For the answer, we turned to Yale endocrinologist Elizabeth Holt, M.D., Ph.D., assistant professor at Yale School of Medicine. Dr. Holt writes:
“Vitamin D is needed to help calcium from your food reach the skeleton, where it keeps bones strong. Vitamin D is found in certain foods (fortified milk and cereals, oily fish, for example). In addition, your body will produce vitamin D when sunlight hits your skin during warm weather months.
“People at risk for vitamin D deficiency include the elderly, individuals with darker complexions, and those who avoid sunlight or vitamin D rich foods. The recommended daily allowance of vitamin D for adults is 600-800 international units (I.U.) daily.
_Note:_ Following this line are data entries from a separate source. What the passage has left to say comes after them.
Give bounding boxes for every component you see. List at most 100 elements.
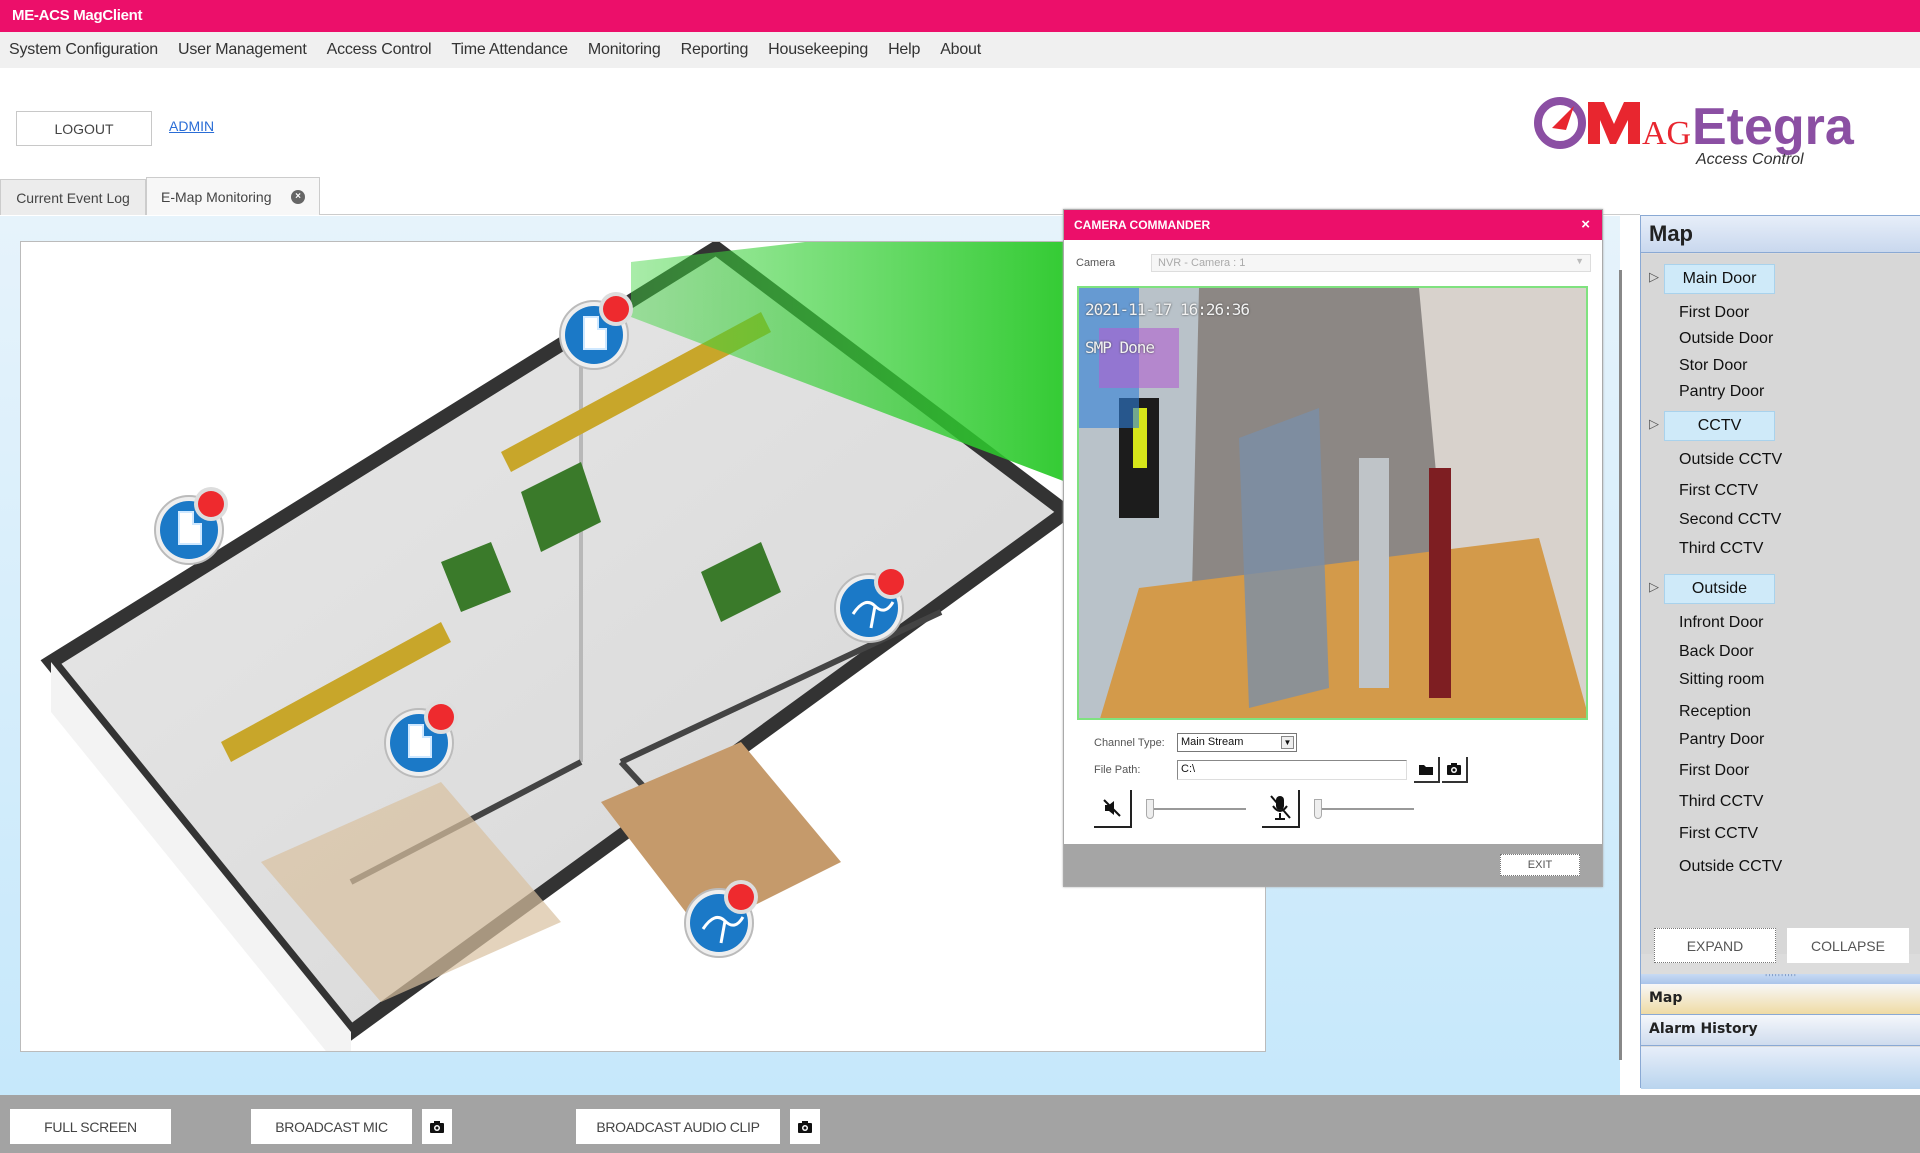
camera-video-feed[interactable]: 2021-11-17 16:26:36 SMP Done [1077, 286, 1588, 720]
logout-button[interactable]: LOGOUT [16, 111, 152, 146]
tree-item[interactable]: First Door [1679, 304, 1749, 322]
chevron-down-icon: ▼ [1281, 736, 1294, 749]
tab-close-icon[interactable]: × [291, 190, 305, 204]
expand-button[interactable]: EXPAND [1654, 928, 1776, 963]
menu-reporting[interactable]: Reporting [681, 41, 749, 59]
tree-item[interactable]: First Door [1679, 762, 1749, 780]
tab-label: E-Map Monitoring [161, 188, 272, 205]
mic-mute-icon [1270, 795, 1291, 820]
browse-folder-button[interactable] [1414, 757, 1440, 783]
magetegra-logo: AG Etegra Access Control [1534, 97, 1855, 168]
cctv-icon [834, 565, 908, 643]
tree-group[interactable]: Outside [1664, 574, 1775, 604]
tab-current-event-log[interactable]: Current Event Log [0, 179, 146, 215]
camera-select[interactable]: NVR - Camera : 1 ▼ [1151, 254, 1591, 272]
accordion-map[interactable]: Map [1641, 984, 1920, 1015]
slider-thumb[interactable] [1314, 799, 1322, 819]
full-screen-button[interactable]: FULL SCREEN [10, 1109, 171, 1144]
speaker-mute-button[interactable] [1094, 790, 1132, 828]
folder-icon [1419, 765, 1433, 775]
door-marker[interactable] [381, 697, 463, 779]
tree-item[interactable]: Sitting room [1679, 671, 1764, 689]
video-timestamp-overlay: 2021-11-17 16:26:36 [1085, 300, 1250, 319]
snapshot-button[interactable] [1442, 757, 1468, 783]
tree-item[interactable]: Outside Door [1679, 330, 1773, 348]
menu-access-control[interactable]: Access Control [327, 41, 432, 59]
cctv-marker[interactable] [681, 877, 763, 959]
tree-group[interactable]: Main Door [1664, 264, 1775, 294]
tree-item[interactable]: First CCTV [1679, 825, 1758, 843]
camera-icon [430, 1120, 444, 1133]
door-marker[interactable] [151, 484, 233, 566]
tree-item[interactable]: Second CCTV [1679, 511, 1781, 529]
menu-time-attendance[interactable]: Time Attendance [451, 41, 568, 59]
broadcast-audio-snapshot-button[interactable] [790, 1109, 820, 1144]
panel-splitter[interactable]: '''''''''' [1641, 974, 1920, 984]
camera-label: Camera [1076, 257, 1116, 269]
file-path-input[interactable]: C:\ [1177, 760, 1407, 780]
door-icon [559, 292, 633, 370]
tree-group[interactable]: CCTV [1664, 411, 1775, 441]
tree-item[interactable]: Back Door [1679, 643, 1754, 661]
tree-item[interactable]: Third CCTV [1679, 540, 1763, 558]
door-marker[interactable] [556, 289, 638, 371]
chevron-down-icon: ▼ [1575, 256, 1584, 266]
camera-icon [1447, 763, 1461, 775]
broadcast-mic-snapshot-button[interactable] [422, 1109, 452, 1144]
menu-bar: System Configuration User Management Acc… [0, 32, 1920, 68]
dialog-title: CAMERA COMMANDER [1074, 218, 1211, 232]
video-channel-overlay: SMP Done [1085, 338, 1155, 357]
tab-label: Current Event Log [16, 189, 130, 206]
alarm-indicator-icon [603, 296, 629, 322]
tree-item[interactable]: Pantry Door [1679, 731, 1764, 749]
menu-housekeeping[interactable]: Housekeeping [768, 41, 868, 59]
menu-help[interactable]: Help [888, 41, 920, 59]
menu-about[interactable]: About [940, 41, 981, 59]
collapse-button[interactable]: COLLAPSE [1787, 928, 1909, 963]
dialog-title-bar: CAMERA COMMANDER × [1064, 210, 1602, 240]
slider-track [1320, 808, 1414, 810]
expand-toggle-icon[interactable]: ▷ [1649, 580, 1659, 595]
alarm-indicator-icon [878, 569, 904, 595]
menu-monitoring[interactable]: Monitoring [588, 41, 661, 59]
workspace-scrollbar[interactable] [1619, 270, 1622, 1060]
dialog-footer: EXIT [1064, 844, 1602, 886]
broadcast-audio-clip-button[interactable]: BROADCAST AUDIO CLIP [576, 1109, 780, 1144]
expand-toggle-icon[interactable]: ▷ [1649, 417, 1659, 432]
accordion-alarm-history[interactable]: Alarm History [1641, 1015, 1920, 1046]
map-panel-title: Map [1641, 216, 1920, 253]
cctv-icon [684, 880, 758, 958]
close-icon[interactable]: × [1581, 216, 1590, 233]
slider-thumb[interactable] [1146, 799, 1154, 819]
tree-item[interactable]: Stor Door [1679, 357, 1747, 375]
logo-ag-text: AG [1642, 115, 1691, 152]
channel-type-select[interactable]: Main Stream ▼ [1177, 733, 1297, 752]
cctv-marker[interactable] [831, 562, 913, 644]
speaker-volume-slider[interactable] [1146, 797, 1246, 821]
exit-button[interactable]: EXIT [1500, 854, 1580, 876]
menu-user-management[interactable]: User Management [178, 41, 307, 59]
tree-item[interactable]: Pantry Door [1679, 383, 1764, 401]
logo-m-glyph [1588, 102, 1640, 144]
expand-toggle-icon[interactable]: ▷ [1649, 270, 1659, 285]
admin-user-link[interactable]: ADMIN [169, 118, 214, 134]
tree-item[interactable]: Infront Door [1679, 614, 1763, 632]
camera-icon [798, 1120, 812, 1133]
channel-type-value: Main Stream [1181, 736, 1244, 748]
tree-item[interactable]: Outside CCTV [1679, 858, 1782, 876]
alarm-indicator-icon [428, 704, 454, 730]
mic-mute-button[interactable] [1262, 790, 1300, 828]
mic-volume-slider[interactable] [1314, 797, 1414, 821]
channel-type-label: Channel Type: [1094, 737, 1165, 749]
tree-item[interactable]: Reception [1679, 703, 1751, 721]
logo-check-icon [1552, 106, 1574, 130]
broadcast-mic-button[interactable]: BROADCAST MIC [251, 1109, 412, 1144]
logo-subtitle: Access Control [1695, 151, 1804, 168]
logo-etegra-text: Etegra [1692, 98, 1855, 156]
menu-system-configuration[interactable]: System Configuration [9, 41, 158, 59]
tree-item[interactable]: Third CCTV [1679, 793, 1763, 811]
tree-item[interactable]: Outside CCTV [1679, 451, 1782, 469]
tab-emap-monitoring[interactable]: E-Map Monitoring × [146, 177, 320, 215]
tree-item[interactable]: First CCTV [1679, 482, 1758, 500]
camera-commander-dialog: CAMERA COMMANDER × Camera NVR - Camera :… [1063, 209, 1603, 887]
Higher doses of vitamin D are needed to start with for people whose levels are very low. Taking a vitamin D supplement is not necessary for everyone, but it is especially important for those who are at risk for vitamin D deficiency.
“Preliminary research studies have shown a role for vitamin D in cancer prevention. The dose of vitamin D needed for this benefit is not yet known.
“With vitamin D supplements, there is such a thing as ‘too much of a good thing.’ Vitamin D is stored in the fat tissue and is slow to leave the body when levels are too high. High levels of vitamin D in the body can have dangerous side effects. Therefore, it is not a good idea to take more than the recommended daily dose without a doctor’s supervision.”